Válvulas. Vagalumes. Lume. Vaga. Cume.
Uma coceira no olho verde-esquerdo. E, no entanto, precisava ler. As letras embaralhavam-se. O sentido evasivo.
- O improviso é uma criação! – bradou. Mas pouco se faz quando o grilo resolve calar-se. Singrou o inefável. Só vem à tona na madrugada. Congestionado? Estava esvaziando.
As extremidades continham as veias do vírus. Seiva mergulhada em sulcos, agulhas lanosas.
Infâmia perfuração na imanência do genuíno rastro. Metais, Renascença, Barroco, Abstrato. Eriçado, imune massa compacta. Válvulas metálicas. Tonitruante trégua germina a putrefação enverga: Faquir. Estalou o fole.
Estapafúrdia borrifa estrelas marinhas rosas ardis alfinete.
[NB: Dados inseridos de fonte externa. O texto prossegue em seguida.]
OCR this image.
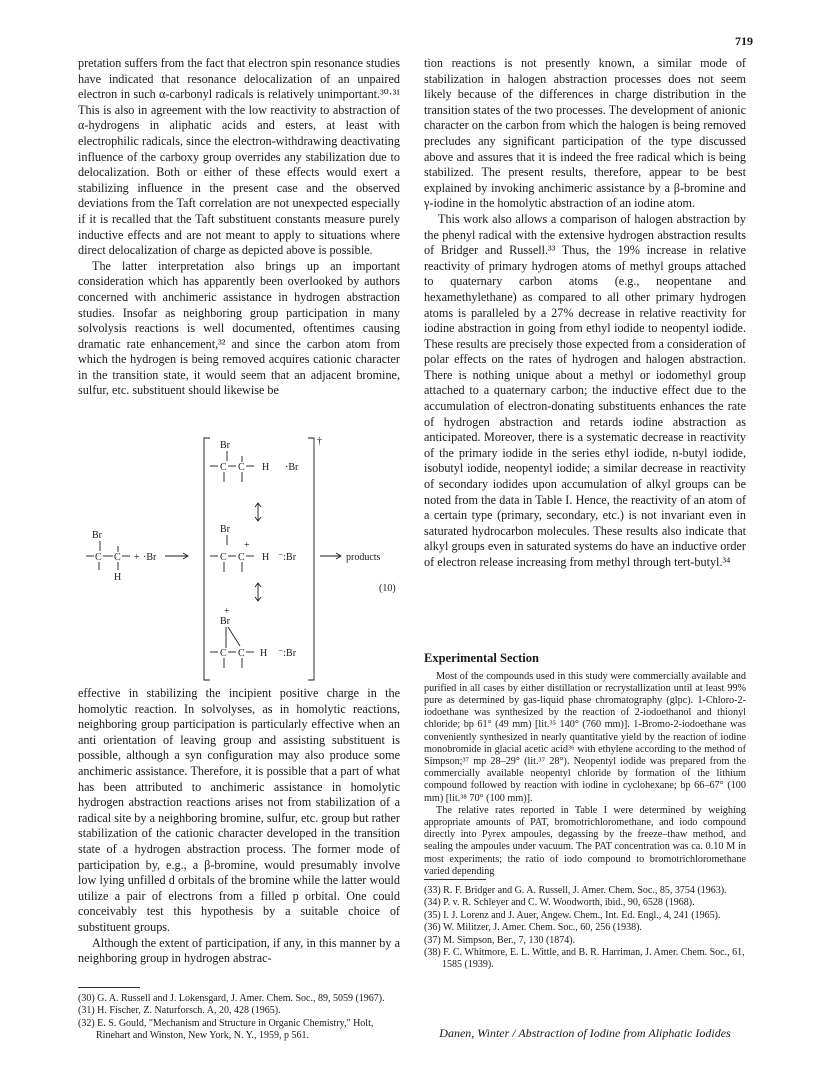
719

pretation suffers from the fact that electron spin resonance studies have indicated that resonance delocalization of an unpaired electron in such α-carbonyl radicals is relatively unimportant.³⁰·³¹ This is also in agreement with the low reactivity to abstraction of α-hydrogens in aliphatic acids and esters, at least with electrophilic radicals, since the electron-withdrawing deactivating influence of the carboxy group overrides any stabilization due to delocalization. Both or either of these effects would exert a stabilizing influence in the present case and the observed deviations from the Taft correlation are not unexpected especially if it is recalled that the Taft substituent constants measure purely inductive effects and are not meant to apply to situations where direct delocalization of charge as depicted above is possible.

The latter interpretation also brings up an important consideration which has apparently been overlooked by authors concerned with anchimeric assistance in hydrogen abstraction studies. Insofar as neighboring group participation in many solvolysis reactions is well documented, oftentimes causing dramatic rate enhancement,³² and since the carbon atom from which the hydrogen is being removed acquires cationic character in the transition state, it would seem that an adjacent bromine, sulfur, etc. substituent should likewise be

Br
C C
H
+ ·Br
†
Br
C C H ·Br
Br
C C
+
H ⁻:Br	products
(10)
+
Br
C C H ⁻:Br

effective in stabilizing the incipient positive charge in the homolytic reaction. In solvolyses, as in homolytic reactions, neighboring group participation is particularly effective when an anti orientation of leaving group and assisting substituent is possible, although a syn configuration may also produce some anchimeric assistance. Therefore, it is possible that a part of what has been attributed to anchimeric assistance in homolytic hydrogen abstraction reactions arises not from stabilization of a radical site by a neighboring bromine, sulfur, etc. group but rather stabilization of the cationic character developed in the transition state of a hydrogen abstraction process. The former mode of participation by, e.g., a β-bromine, would presumably involve low lying unfilled d orbitals of the bromine while the latter would utilize a pair of electrons from a filled p orbital. One could conceivably test this hypothesis by a suitable choice of substituent groups.

Although the extent of participation, if any, in this manner by a neighboring group in hydrogen abstrac-

tion reactions is not presently known, a similar mode of stabilization in halogen abstraction processes does not seem likely because of the differences in charge distribution in the transition states of the two processes. The development of anionic character on the carbon from which the halogen is being removed precludes any significant participation of the type discussed above and assures that it is indeed the free radical which is being stabilized. The present results, therefore, appear to be best explained by invoking anchimeric assistance by a β-bromine and γ-iodine in the homolytic abstraction of an iodine atom.

This work also allows a comparison of halogen abstraction by the phenyl radical with the extensive hydrogen abstraction results of Bridger and Russell.³³ Thus, the 19% increase in relative reactivity of primary hydrogen atoms of methyl groups attached to quaternary carbon atoms (e.g., neopentane and hexamethylethane) as compared to all other primary hydrogen atoms is paralleled by a 27% decrease in relative reactivity for iodine abstraction in going from ethyl iodide to neopentyl iodide. These results are precisely those expected from a consideration of polar effects on the rates of hydrogen and halogen abstraction. There is nothing unique about a methyl or iodomethyl group attached to a quaternary carbon; the inductive effect due to the accumulation of electron-donating substituents enhances the rate of hydrogen abstraction and retards iodine abstraction as anticipated. Moreover, there is a systematic decrease in reactivity of the primary iodide in the series ethyl iodide, n-butyl iodide, isobutyl iodide, neopentyl iodide; a similar decrease in reactivity of secondary iodides upon accumulation of alkyl groups can be noted from the data in Table I. Hence, the reactivity of an atom of a certain type (primary, secondary, etc.) is not invariant even in saturated hydrocarbon molecules. These results also indicate that alkyl groups even in saturated systems do have an inductive order of electron release increasing from methyl through tert-butyl.³⁴

Experimental Section

Most of the compounds used in this study were commercially available and purified in all cases by either distillation or recrystallization until at least 99% pure as determined by gas-liquid phase chromatography (glpc). 1-Chloro-2-iodoethane was synthesized by the reaction of 2-iodoethanol and thionyl chloride; bp 61° (49 mm) [lit.³⁵ 140° (760 mm)]. 1-Bromo-2-iodoethane was conveniently synthesized in nearly quantitative yield by the reaction of iodine monobromide in glacial acetic acid³⁶ with ethylene according to the method of Simpson;³⁷ mp 28–29° (lit.³⁷ 28°). Neopentyl iodide was prepared from the commercially available neopentyl chloride by formation of the lithium compound followed by reaction with iodine in cyclohexane; bp 66–67° (100 mm) [lit.³⁸ 70° (100 mm)].

The relative rates reported in Table I were determined by weighing appropriate amounts of PAT, bromotrichloromethane, and iodo compound directly into Pyrex ampoules, degassing by the freeze–thaw method, and sealing the ampoules under vacuum. The PAT concentration was ca. 0.10 M in most experiments; the ratio of iodo compound to bromotrichloromethane varied depending

(30) G. A. Russell and J. Lokensgard, J. Amer. Chem. Soc., 89, 5059 (1967).
(31) H. Fischer, Z. Naturforsch. A, 20, 428 (1965).
(32) E. S. Gould, "Mechanism and Structure in Organic Chemistry," Holt, Rinehart and Winston, New York, N. Y., 1959, p 561.
(33) R. F. Bridger and G. A. Russell, J. Amer. Chem. Soc., 85, 3754 (1963).
(34) P. v. R. Schleyer and C. W. Woodworth, ibid., 90, 6528 (1968).
(35) I. J. Lorenz and J. Auer, Angew. Chem., Int. Ed. Engl., 4, 241 (1965).
(36) W. Militzer, J. Amer. Chem. Soc., 60, 256 (1938).
(37) M. Simpson, Ber., 7, 130 (1874).
(38) F. C. Whitmore, E. L. Wittle, and B. R. Harriman, J. Amer. Chem. Soc., 61, 1585 (1939).
Danen, Winter / Abstraction of Iodine from Aliphatic Iodides
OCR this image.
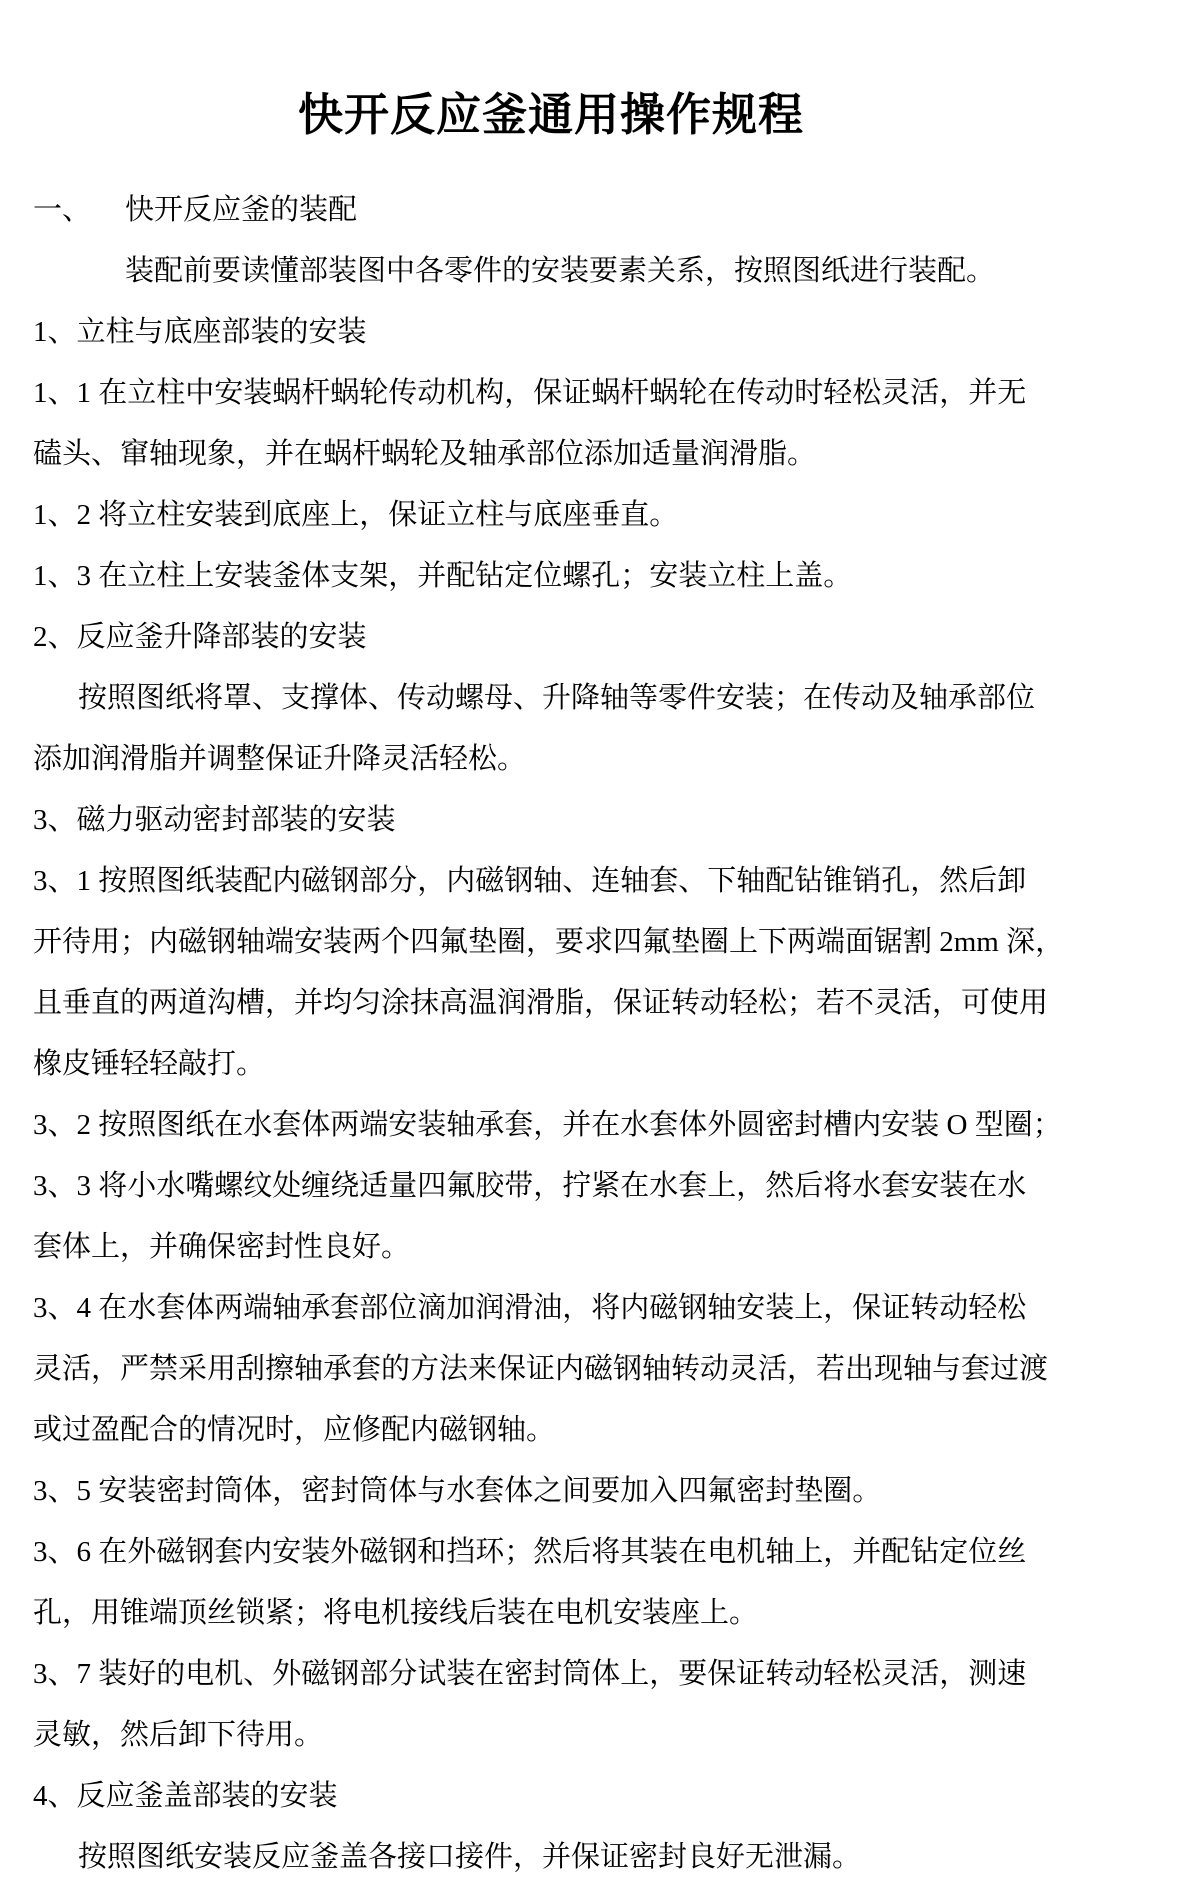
快开反应釜通用操作规程
一、 快开反应釜的装配
装配前要读懂部装图中各零件的安装要素关系，按照图纸进行装配。
1、立柱与底座部装的安装
1、1 在立柱中安装蜗杆蜗轮传动机构，保证蜗杆蜗轮在传动时轻松灵活，并无
磕头、窜轴现象，并在蜗杆蜗轮及轴承部位添加适量润滑脂。
1、2 将立柱安装到底座上，保证立柱与底座垂直。
1、3 在立柱上安装釜体支架，并配钻定位螺孔；安装立柱上盖。
2、反应釜升降部装的安装
按照图纸将罩、支撑体、传动螺母、升降轴等零件安装；在传动及轴承部位
添加润滑脂并调整保证升降灵活轻松。
3、磁力驱动密封部装的安装
3、1 按照图纸装配内磁钢部分，内磁钢轴、连轴套、下轴配钻锥销孔，然后卸
开待用；内磁钢轴端安装两个四氟垫圈，要求四氟垫圈上下两端面锯割 2mm 深，
且垂直的两道沟槽，并均匀涂抹高温润滑脂，保证转动轻松；若不灵活，可使用
橡皮锤轻轻敲打。
3、2 按照图纸在水套体两端安装轴承套，并在水套体外圆密封槽内安装 O 型圈；
3、3 将小水嘴螺纹处缠绕适量四氟胶带，拧紧在水套上，然后将水套安装在水
套体上，并确保密封性良好。
3、4 在水套体两端轴承套部位滴加润滑油，将内磁钢轴安装上，保证转动轻松
灵活，严禁采用刮擦轴承套的方法来保证内磁钢轴转动灵活，若出现轴与套过渡
或过盈配合的情况时，应修配内磁钢轴。
3、5 安装密封筒体，密封筒体与水套体之间要加入四氟密封垫圈。
3、6 在外磁钢套内安装外磁钢和挡环；然后将其装在电机轴上，并配钻定位丝
孔，用锥端顶丝锁紧；将电机接线后装在电机安装座上。
3、7 装好的电机、外磁钢部分试装在密封筒体上，要保证转动轻松灵活，测速
灵敏，然后卸下待用。
4、反应釜盖部装的安装
按照图纸安装反应釜盖各接口接件，并保证密封良好无泄漏。
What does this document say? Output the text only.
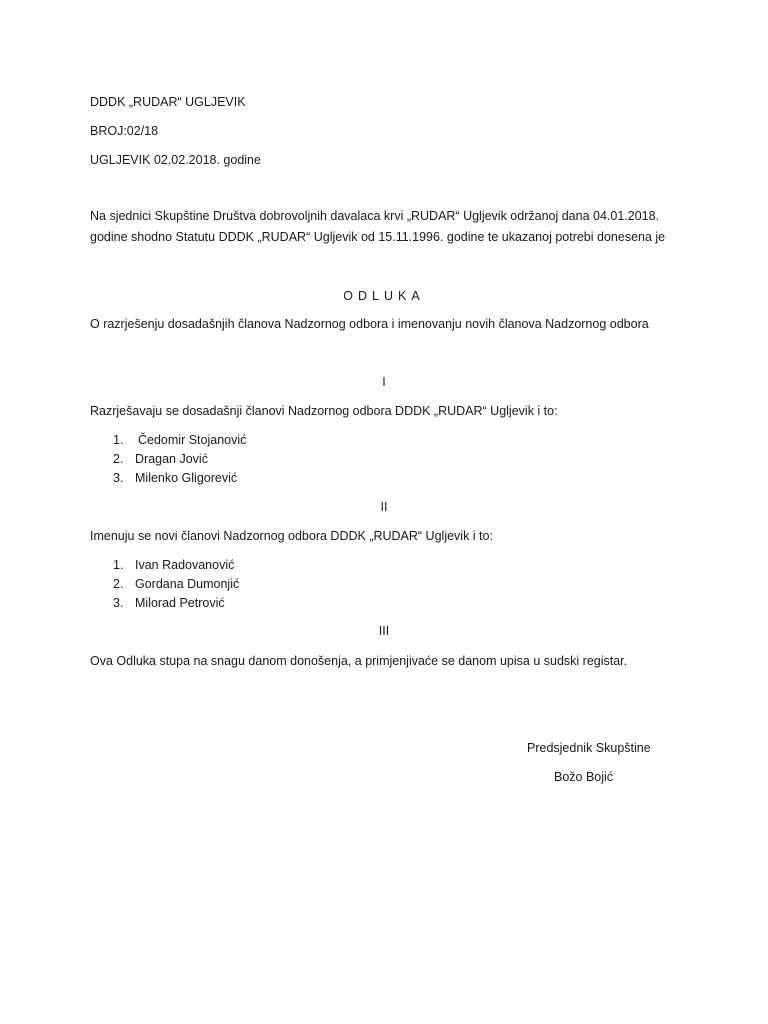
DDDK „RUDAR“ UGLJEVIK
BROJ:02/18
UGLJEVIK 02.02.2018. godine
Na sjednici Skupštine Društva dobrovoljnih davalaca krvi „RUDAR“ Ugljevik održanoj dana 04.01.2018.
godine shodno Statutu DDDK „RUDAR“ Ugljevik od 15.11.1996. godine te ukazanoj potrebi donesena je
ODLUKA
O razrješenju dosadašnjih članova Nadzornog odbora i imenovanju novih članova Nadzornog odbora
I
Razrješavaju se dosadašnji članovi Nadzornog odbora DDDK „RUDAR“ Ugljevik i to:
1. Čedomir Stojanović
2. Dragan Jović
3. Milenko Gligorević
II
Imenuju se novi članovi Nadzornog odbora DDDK „RUDAR“ Ugljevik i to:
1. Ivan Radovanović
2. Gordana Dumonjić
3. Milorad Petrović
III
Ova Odluka stupa na snagu danom donošenja, a primjenjivaće se danom upisa u sudski registar.
Predsjednik Skupštine
Božo Bojić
Descasca. Estreita. Irrisório indomável: rincha, relincha, aspira. Celeiro odor vinho. Cavalo cor creme. Duas naturezas ilícitas. Essência de lavanda nas patas. Câimbra casta. Tremer à luz tão soberba escuridão. Vã. Desperdiçada água. Mas eis eu aqui sacrificando-me. Feito do vinho e do creme e da água. Fosco azul. Telha, torres, pontes, vibra fumegante, confrangida liberdade passa.
Mas e o mastro? E a moringa? E a morfina? E a balbúrdia? Não nos pertencem jamais. No bruxuleio estupefato. Com tanto temor mudo.
Dedos esmaltados. Ventre aparado. Vapor. Sangria. Íntegro espraiar-se. Preciso dessa chave. Dessa maior limpeza. Dardos. Salientes gengivas duras. Nata sobrevive covarde no balde de leite. Interrupções. Indecisões. E então escorregar. Escorrer langor silente maduro sacro. Angela Ro Ro me dá seu canto. Angela Ro Ro me dá seu canto!!!
Penumbra. Brasas. Cinzas. Flama. Uma voz soprada. Oscila na neve divagar. Servindo grave enrijece o pranto. Desfalece, rubor.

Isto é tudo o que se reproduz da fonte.